Lady Gaga hits Istanbul stage
Sept 16, 2014
U.S. singer Lady Gaga, widely regarded as the natural heir to Madonna’s Queen of Pop throne, hits the stage in Istanbul for her first performance in Turkey. The concert kicked off the Grammy award-winning singer’s European leg of her tour, backed up by a 144-member team consisting of dancers, creative directors, stylists and technicians.
Censorship claims mark Golden Orange Film Festival
Sept 29, 2014
Reyan Tuvi’s documentary titled “Yeryüzü Aşkın Yüzü Oluncaya Dek” (Love Will Change the Earth), focusing on last year’s Gezi protests, is removed from the festival program of the 51st Antalya Golden Orange Film Festival on the grounds that it violates the Turkish Penal Code’s 125th and 299th articles on defamation of the president. “As the preliminary jury, we consider the evaluation of a film according to the Turkish Film Code and its removal from the program as censorship,” the jury members said, declaring that they “do not recognize” the decision. Eleven documentary films were also withdrawn from the festival in protest amid the debate over censorship.
New mosaics found at Zeugma
Nov 3, 2014
Three new mosaics are unearthed during the Muzalar House excavations in the ancient city of Zeugma in the southeastern province of Gaziantep. “We plan to establish a temporary roof for long-term protection. We estimate that the ancient city has 2,000-3,000 houses. Twenty-five of them remain under water.
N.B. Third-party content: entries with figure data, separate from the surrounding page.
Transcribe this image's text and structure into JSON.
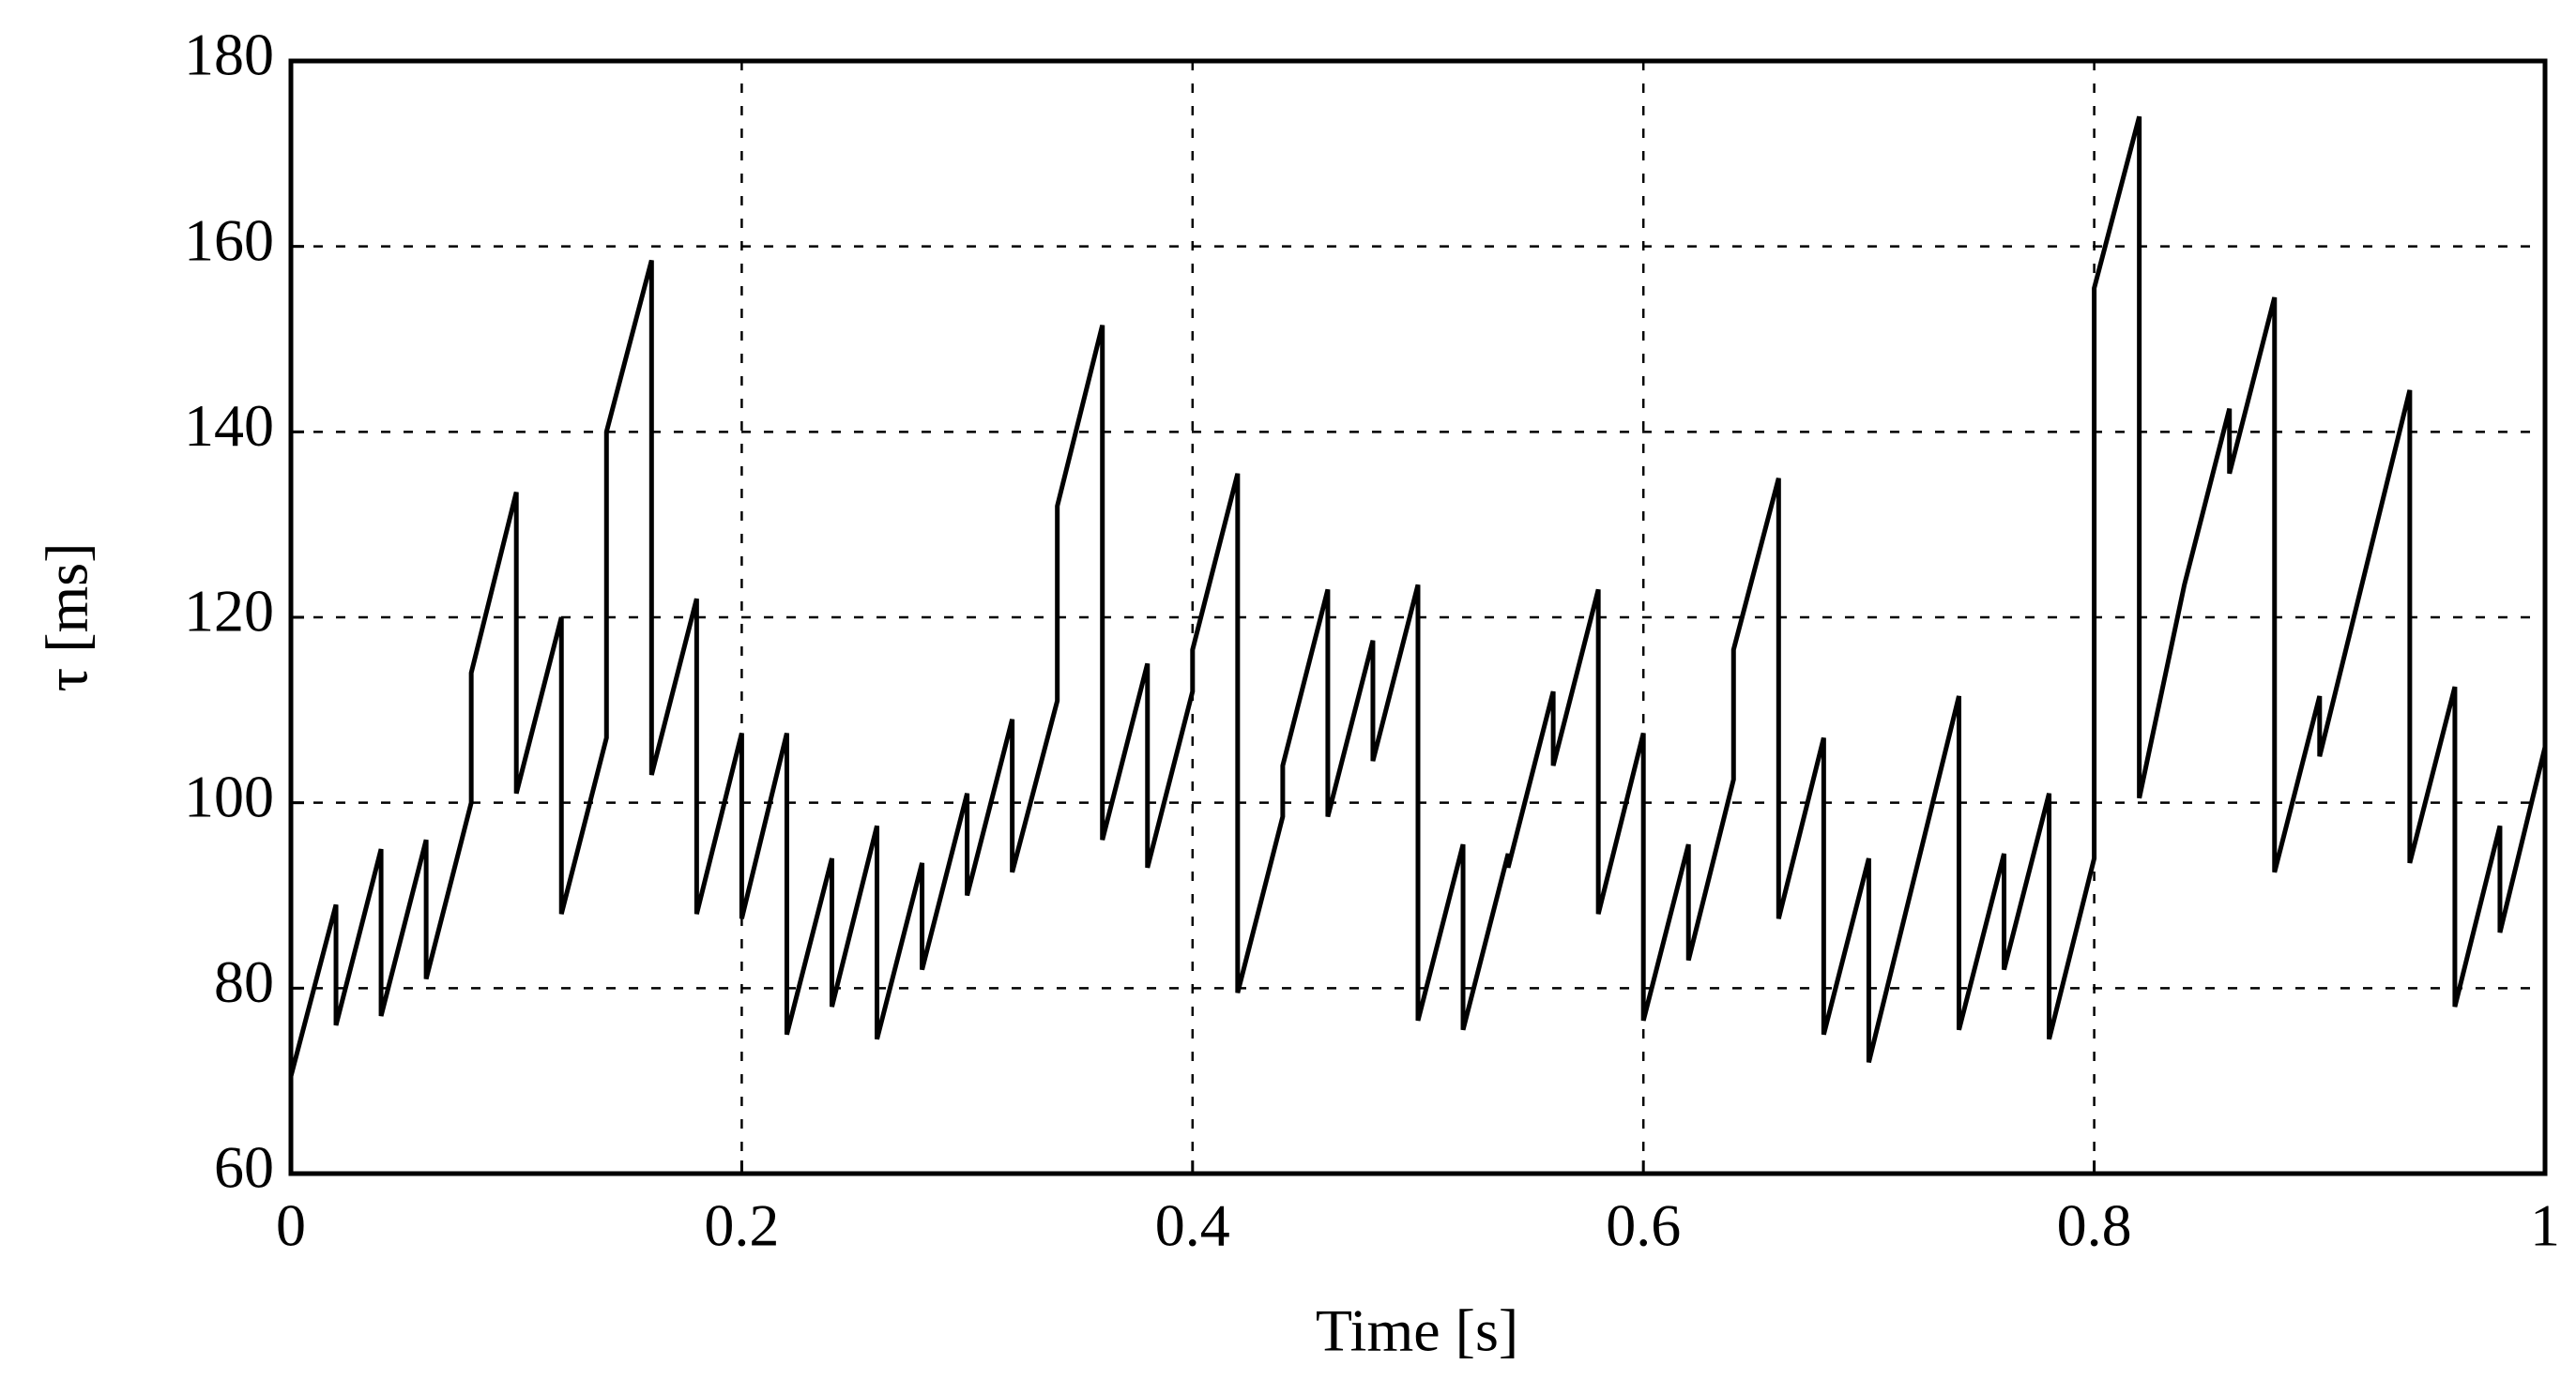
{
  "chart_data": {
    "type": "line",
    "xlabel": "Time [s]",
    "ylabel": "τ [ms]",
    "x": [
      0,
      0.02,
      0.02,
      0.04,
      0.04,
      0.06,
      0.06,
      0.08,
      0.08,
      0.1,
      0.1,
      0.12,
      0.12,
      0.14,
      0.14,
      0.16,
      0.16,
      0.18,
      0.18,
      0.2,
      0.2,
      0.22,
      0.22,
      0.24,
      0.24,
      0.26,
      0.26,
      0.28,
      0.28,
      0.3,
      0.3,
      0.32,
      0.32,
      0.34,
      0.34,
      0.36,
      0.36,
      0.38,
      0.38,
      0.4,
      0.4,
      0.42,
      0.42,
      0.44,
      0.44,
      0.46,
      0.46,
      0.48,
      0.48,
      0.5,
      0.5,
      0.52,
      0.52,
      0.54,
      0.54,
      0.56,
      0.56,
      0.58,
      0.58,
      0.6,
      0.6,
      0.62,
      0.62,
      0.64,
      0.64,
      0.66,
      0.66,
      0.68,
      0.68,
      0.7,
      0.7,
      0.74,
      0.74,
      0.76,
      0.76,
      0.78,
      0.78,
      0.8,
      0.8,
      0.82,
      0.82,
      0.84,
      0.86,
      0.86,
      0.88,
      0.88,
      0.9,
      0.9,
      0.94,
      0.94,
      0.96,
      0.96,
      0.98,
      0.98,
      1
    ],
    "values": [
      70.5,
      89,
      76,
      95,
      77,
      96,
      81,
      100,
      114,
      133.5,
      101,
      120,
      88,
      107,
      140,
      158.5,
      103,
      122,
      88,
      107.5,
      87.5,
      107.5,
      75,
      94,
      78,
      97.5,
      74.5,
      93.5,
      82,
      101,
      90,
      109,
      92.5,
      111,
      132,
      151.5,
      96,
      115,
      93,
      112,
      116.5,
      135.5,
      79.5,
      98.5,
      104,
      123,
      98.5,
      117.5,
      104.5,
      123.5,
      76.5,
      95.5,
      75.5,
      94.5,
      93,
      112,
      104,
      123,
      88,
      107.5,
      76.5,
      95.5,
      83,
      102.5,
      116.5,
      135,
      87.5,
      107,
      75,
      94,
      72,
      111.5,
      75.5,
      94.5,
      82,
      101,
      74.5,
      94,
      155.5,
      174,
      100.5,
      123.5,
      142.5,
      135.5,
      154.5,
      92.5,
      111.5,
      105,
      144.5,
      93.5,
      112.5,
      78,
      97.5,
      86,
      106
    ],
    "color": "#000000",
    "xlim": [
      0,
      1
    ],
    "ylim": [
      60,
      180
    ],
    "xticks": [
      0,
      0.2,
      0.4,
      0.6,
      0.8,
      1
    ],
    "yticks": [
      60,
      80,
      100,
      120,
      140,
      160,
      180
    ],
    "grid": true
  }
}
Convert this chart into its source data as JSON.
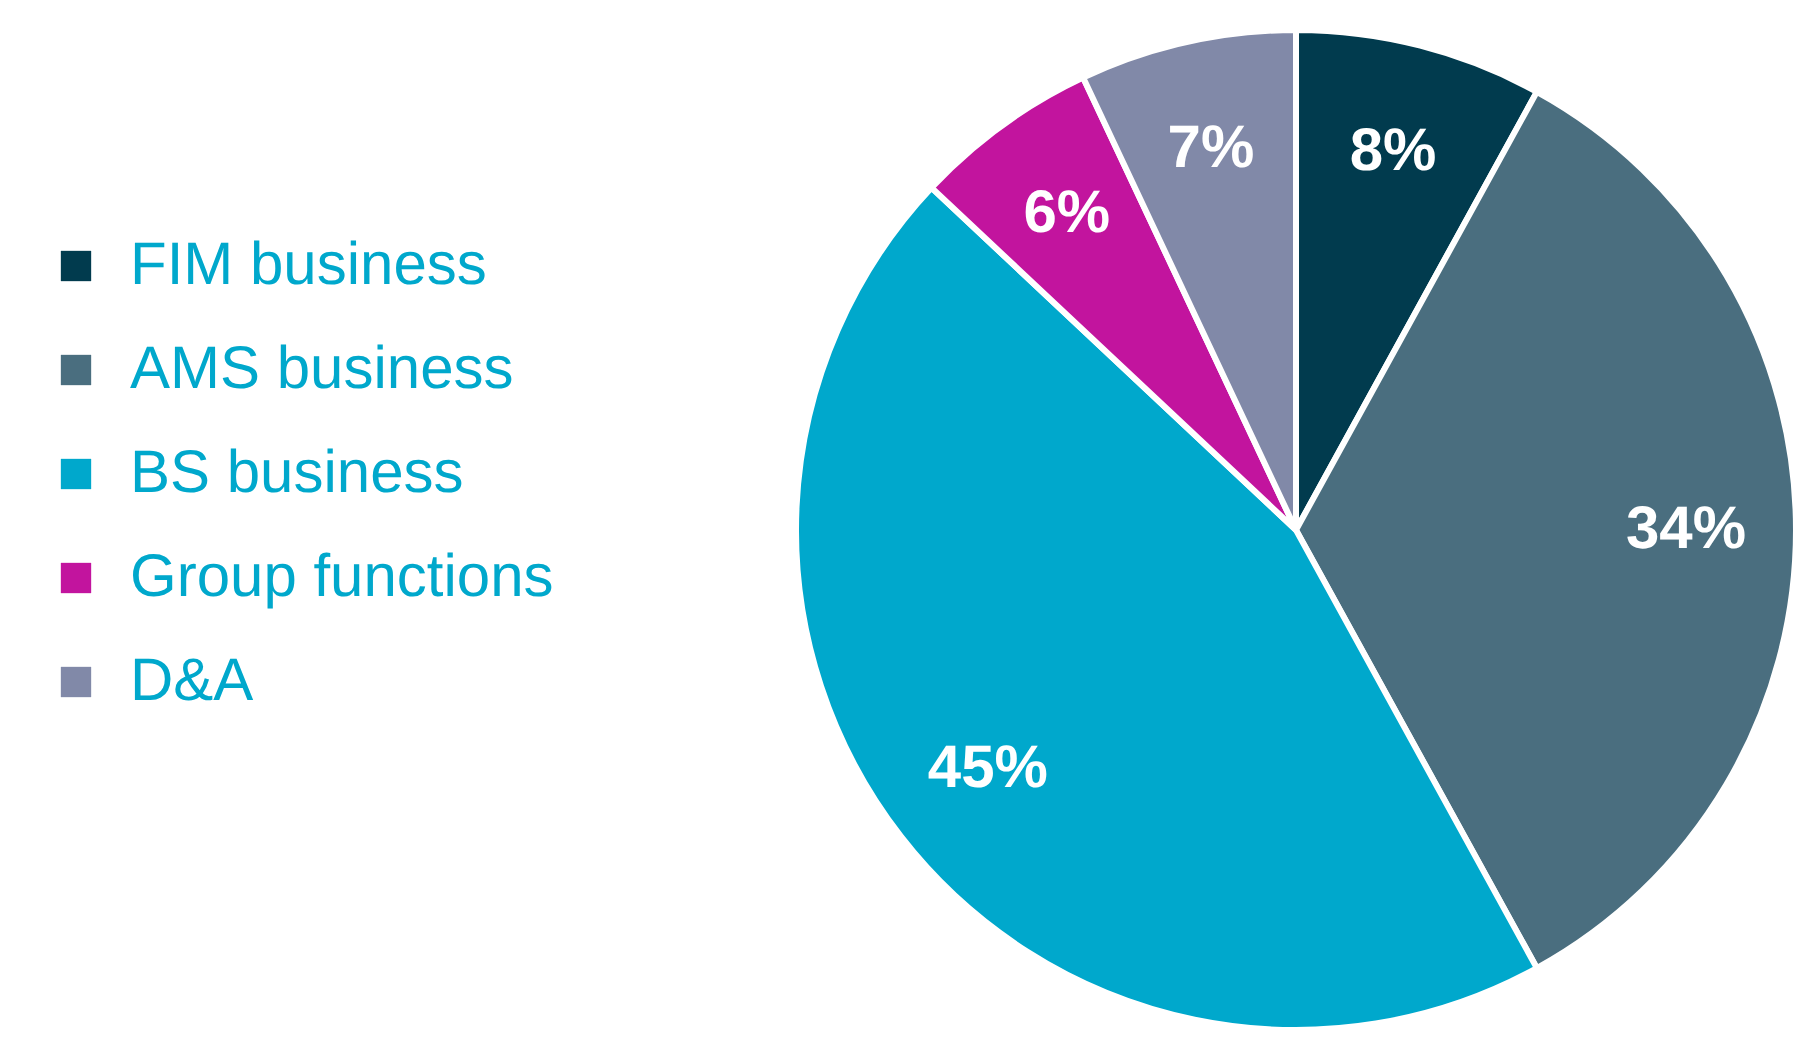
{
  "chart_data": {
    "type": "pie",
    "categories": [
      "FIM business",
      "AMS business",
      "BS business",
      "Group functions",
      "D&A"
    ],
    "values": [
      8,
      34,
      45,
      6,
      7
    ],
    "colors": [
      "#013b4e",
      "#4a6e7f",
      "#00a8cc",
      "#c2149e",
      "#8189a8"
    ],
    "value_labels": [
      "8%",
      "34%",
      "45%",
      "6%",
      "7%"
    ],
    "legend": "left"
  }
}
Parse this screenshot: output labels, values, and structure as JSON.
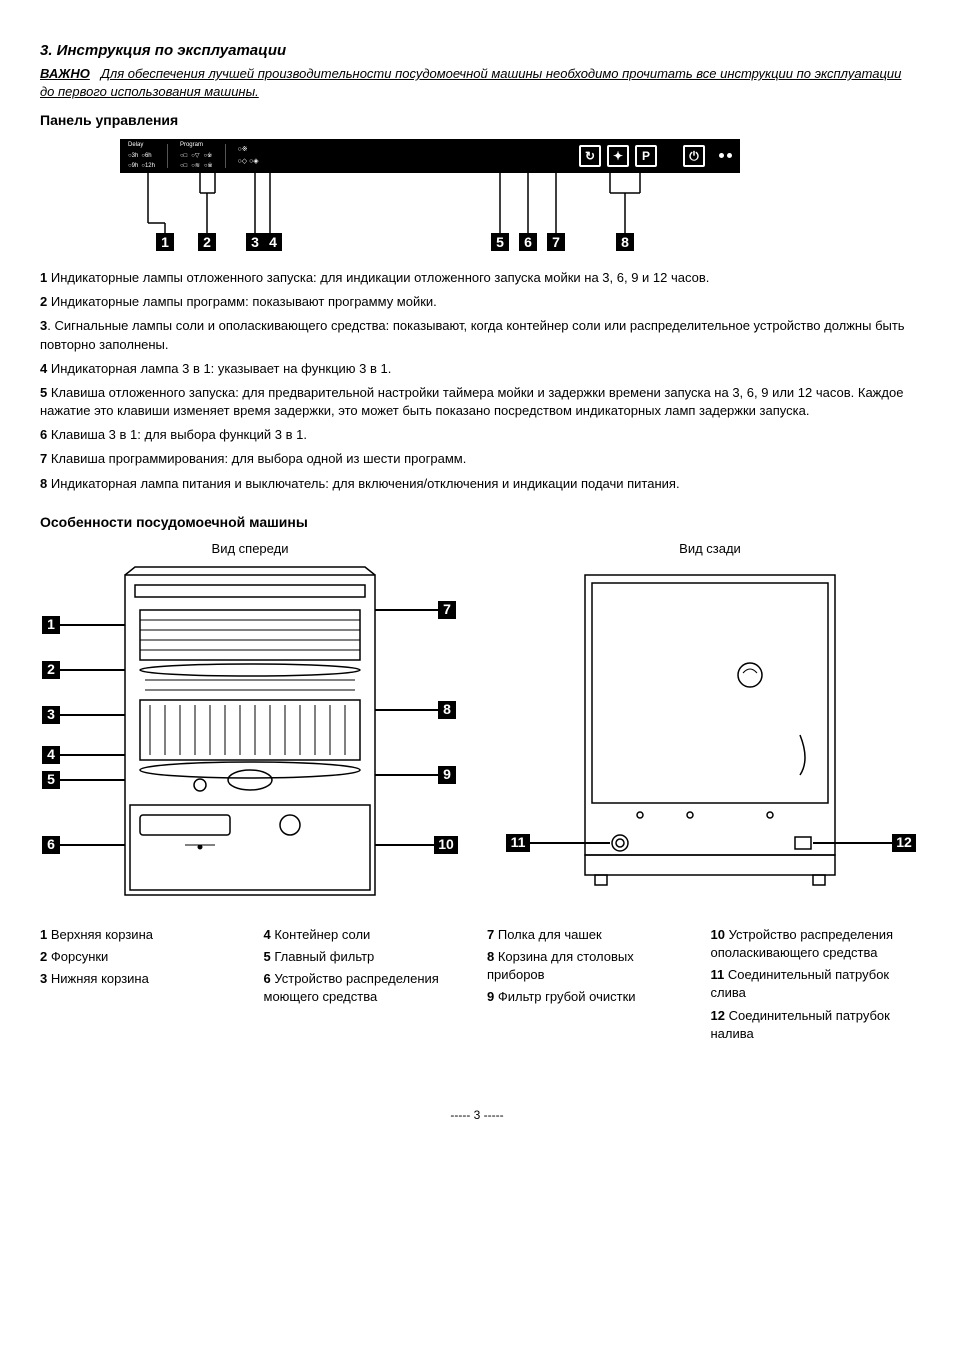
{
  "section_title": "3. Инструкция по эксплуатации",
  "important_label": "ВАЖНО",
  "important_text": "Для обеспечения лучшей производительности посудомоечной машины необходимо прочитать все инструкции по эксплуатации до первого использования машины.",
  "panel_title": "Панель управления",
  "panel_buttons": [
    "↻",
    "✦",
    "P",
    "⏻"
  ],
  "panel_labels_top": [
    "Delay",
    "Program"
  ],
  "panel_small_marks": [
    "3h",
    "6h",
    "9h",
    "12h"
  ],
  "panel_callouts": [
    "1",
    "2",
    "3",
    "4",
    "5",
    "6",
    "7",
    "8"
  ],
  "panel_desc": [
    {
      "n": "1",
      "t": " Индикаторные лампы отложенного запуска: для индикации отложенного запуска мойки на 3, 6, 9 и 12 часов."
    },
    {
      "n": "2",
      "t": " Индикаторные лампы программ: показывают программу мойки."
    },
    {
      "n": "3",
      "t": ". Сигнальные лампы соли и ополаскивающего средства: показывают, когда контейнер соли или распределительное устройство должны быть повторно заполнены."
    },
    {
      "n": "4",
      "t": " Индикаторная лампа 3 в 1: указывает на функцию 3 в 1."
    },
    {
      "n": "5",
      "t": " Клавиша отложенного запуска: для предварительной настройки таймера мойки и задержки времени запуска на 3, 6, 9 или 12 часов. Каждое нажатие это клавиши изменяет время задержки, это может быть показано посредством индикаторных ламп задержки запуска."
    },
    {
      "n": "6",
      "t": " Клавиша 3 в 1: для выбора функций 3 в 1."
    },
    {
      "n": "7",
      "t": " Клавиша программирования: для выбора одной из шести программ."
    },
    {
      "n": "8",
      "t": " Индикаторная лампа питания и выключатель: для включения/отключения и индикации подачи питания."
    }
  ],
  "features_title": "Особенности посудомоечной машины",
  "front_caption": "Вид спереди",
  "back_caption": "Вид сзади",
  "front_labels_left": [
    "1",
    "2",
    "3",
    "4",
    "5",
    "6"
  ],
  "front_labels_right": [
    "7",
    "8",
    "9",
    "10"
  ],
  "back_labels": [
    "11",
    "12"
  ],
  "legend": [
    [
      {
        "n": "1",
        "t": " Верхняя корзина"
      },
      {
        "n": "2",
        "t": " Форсунки"
      },
      {
        "n": "3",
        "t": " Нижняя корзина"
      }
    ],
    [
      {
        "n": "4",
        "t": " Контейнер соли"
      },
      {
        "n": "5",
        "t": " Главный фильтр"
      },
      {
        "n": "6",
        "t": " Устройство распределения моющего средства"
      }
    ],
    [
      {
        "n": "7",
        "t": " Полка для чашек"
      },
      {
        "n": "8",
        "t": " Корзина для столовых приборов"
      },
      {
        "n": "9",
        "t": " Фильтр грубой очистки"
      }
    ],
    [
      {
        "n": "10",
        "t": " Устройство распределения ополаскивающего средства"
      },
      {
        "n": "11",
        "t": " Соединительный патрубок слива"
      },
      {
        "n": "12",
        "t": " Соединительный патрубок налива"
      }
    ]
  ],
  "page_number": "----- 3 -----",
  "colors": {
    "black": "#000000",
    "white": "#ffffff",
    "gray": "#888888"
  }
}
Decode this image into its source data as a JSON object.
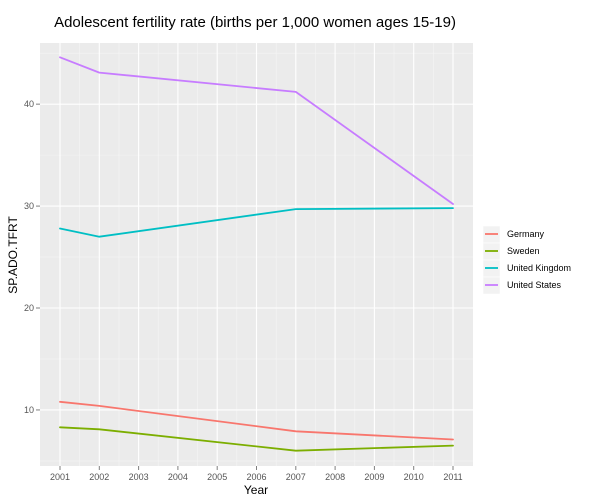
{
  "chart_data": {
    "type": "line",
    "title": "Adolescent fertility rate (births per 1,000 women ages 15-19)",
    "xlabel": "Year",
    "ylabel": "SP.ADO.TFRT",
    "xlim": [
      2001,
      2011
    ],
    "ylim": [
      4.5,
      46
    ],
    "x_ticks": [
      "2001",
      "2002",
      "2003",
      "2004",
      "2005",
      "2006",
      "2007",
      "2008",
      "2009",
      "2010",
      "2011"
    ],
    "y_ticks": [
      "10",
      "20",
      "30",
      "40"
    ],
    "grid": true,
    "legend_position": "right",
    "series": [
      {
        "name": "Germany",
        "color": "#F8766D",
        "points": [
          [
            2001,
            10.8
          ],
          [
            2002,
            10.4
          ],
          [
            2007,
            7.9
          ],
          [
            2011,
            7.1
          ]
        ]
      },
      {
        "name": "Sweden",
        "color": "#7CAE00",
        "points": [
          [
            2001,
            8.3
          ],
          [
            2002,
            8.1
          ],
          [
            2007,
            6.0
          ],
          [
            2011,
            6.5
          ]
        ]
      },
      {
        "name": "United Kingdom",
        "color": "#00BFC4",
        "points": [
          [
            2001,
            27.8
          ],
          [
            2002,
            27.0
          ],
          [
            2007,
            29.7
          ],
          [
            2011,
            29.8
          ]
        ]
      },
      {
        "name": "United States",
        "color": "#C77CFF",
        "points": [
          [
            2001,
            44.6
          ],
          [
            2002,
            43.1
          ],
          [
            2007,
            41.2
          ],
          [
            2011,
            30.2
          ]
        ]
      }
    ]
  }
}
Excavations will be finished in the Muzalar House next year,” said the head of the excavations, Professor Kutalmış Göktay.
Bathonea excavations in Istanbul fill a gap in history
Nov 26, 2014
The Bathonea excavations that have been continuing in the Küçükçekmece lake basin for five years fill a gap in Istanbul’s chronology by revealing traces from 2000 B.C. Large structures, squares, churches and a palace complex have come to light, and the excavation team reached a large cistern on which names like Konstantin and Konstans were written. The cistern is believed to have dated back to the Byzantine era. In addition, scientists have found bones that are thousands of years old.
Massive underground city discovered in Nevşehir
Dec 27, 2014
With 2014 nearing an end, potentially the year’s biggest archaeological discovery comes with the revelation of an underground city in the Central Anatolian province of Nevşehir. The city was discovered during an urban transformation project by Turkey’s Housing Development Administration (TOKİ). TOKİ head Mehmet Ergün Turan said the area where the discovery was made was announced as an archeological area to be preserved. “It is not a known underground city. Tunnel passages of seven kilometers are being discussed. We stopped the construction we were planning to do on these areas when the underground city was discovered,” said Turan. The city is thought to date back 5,000 years and is located at the bottom of the Nevşehir fortress. Escape galleries and hidden churches were discovered inside the underground city.